Everything from the anthropomorphic character cheering you on, the streaks – something Snapchat has again proven popular – and the trophies comes from gaming. It’s a clear reward system that plays like a game but also brings in the dopamine-quenching social currency of social media – you can interact with friends and share across your socials. What else does that? Oh, yes – games.

Marketers could do well by taking the Duolingo model and applying it further. Learning a language is hard. It’s not normally seen as ‘fun’. What other areas suffer from similar pitfalls?

Banking. Saving is tough. Real, adult life isn’t such a breeze compared to playing Xbox with your friends after school. Enter Cleo, the sassy AI assistant that helps you save money. Cleo’s advice was so spot-on, 77 percent of users stopped using their own banks’ online services within three months. Because Cleo was insightful and entertaining; this model is, in a way, gamification. It’s a facade. Role-playing. You’re interacting with someone who isn’t real, but you play along because it benefits you and it occasionally makes you smile.

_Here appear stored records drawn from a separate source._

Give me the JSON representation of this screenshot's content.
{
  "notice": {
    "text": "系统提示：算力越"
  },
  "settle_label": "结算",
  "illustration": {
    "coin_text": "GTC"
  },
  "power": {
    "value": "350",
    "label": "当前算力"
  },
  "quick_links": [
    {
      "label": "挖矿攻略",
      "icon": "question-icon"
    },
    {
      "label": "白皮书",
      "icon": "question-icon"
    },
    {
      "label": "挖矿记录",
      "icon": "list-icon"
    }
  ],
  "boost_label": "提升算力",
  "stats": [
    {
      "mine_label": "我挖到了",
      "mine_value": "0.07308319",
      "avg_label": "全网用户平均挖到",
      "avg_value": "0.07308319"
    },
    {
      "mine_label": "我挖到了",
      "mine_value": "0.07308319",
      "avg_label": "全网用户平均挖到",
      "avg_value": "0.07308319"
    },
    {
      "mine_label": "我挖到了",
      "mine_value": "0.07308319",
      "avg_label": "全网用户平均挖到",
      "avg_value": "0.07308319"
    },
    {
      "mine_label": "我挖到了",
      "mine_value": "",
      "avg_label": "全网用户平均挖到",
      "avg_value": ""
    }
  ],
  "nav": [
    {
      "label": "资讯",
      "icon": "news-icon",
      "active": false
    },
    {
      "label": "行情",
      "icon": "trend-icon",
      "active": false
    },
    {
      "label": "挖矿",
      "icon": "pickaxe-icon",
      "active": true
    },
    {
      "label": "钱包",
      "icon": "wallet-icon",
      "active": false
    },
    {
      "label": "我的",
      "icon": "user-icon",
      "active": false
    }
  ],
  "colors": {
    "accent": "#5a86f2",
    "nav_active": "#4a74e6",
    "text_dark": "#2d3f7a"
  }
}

How could banks combat this? How can they offer something genuinely helpful to customers while also appealing to their playful side? Maybe you get to go on an in-app ‘spending spree’ with imaginary money once you reach a real-life saving goal. Perhaps you get to race debt collectors once you pay all your bills for the month. Those two examples might be a bit too Nintendo for their own good, but the point still stands: both Cleo and Duolingo’s performances have shown that just functioning, merely existing, doesn’t cut it.

It’s imperative that marketers harness gamification to generate continued engagement and cut-through going forward. There are so many avenues to wander down, so many colourful opportunities to explore. If you don’t offer something special marketing-wise – even if your product or service is top-tier – then it could easily be game over for your campaign.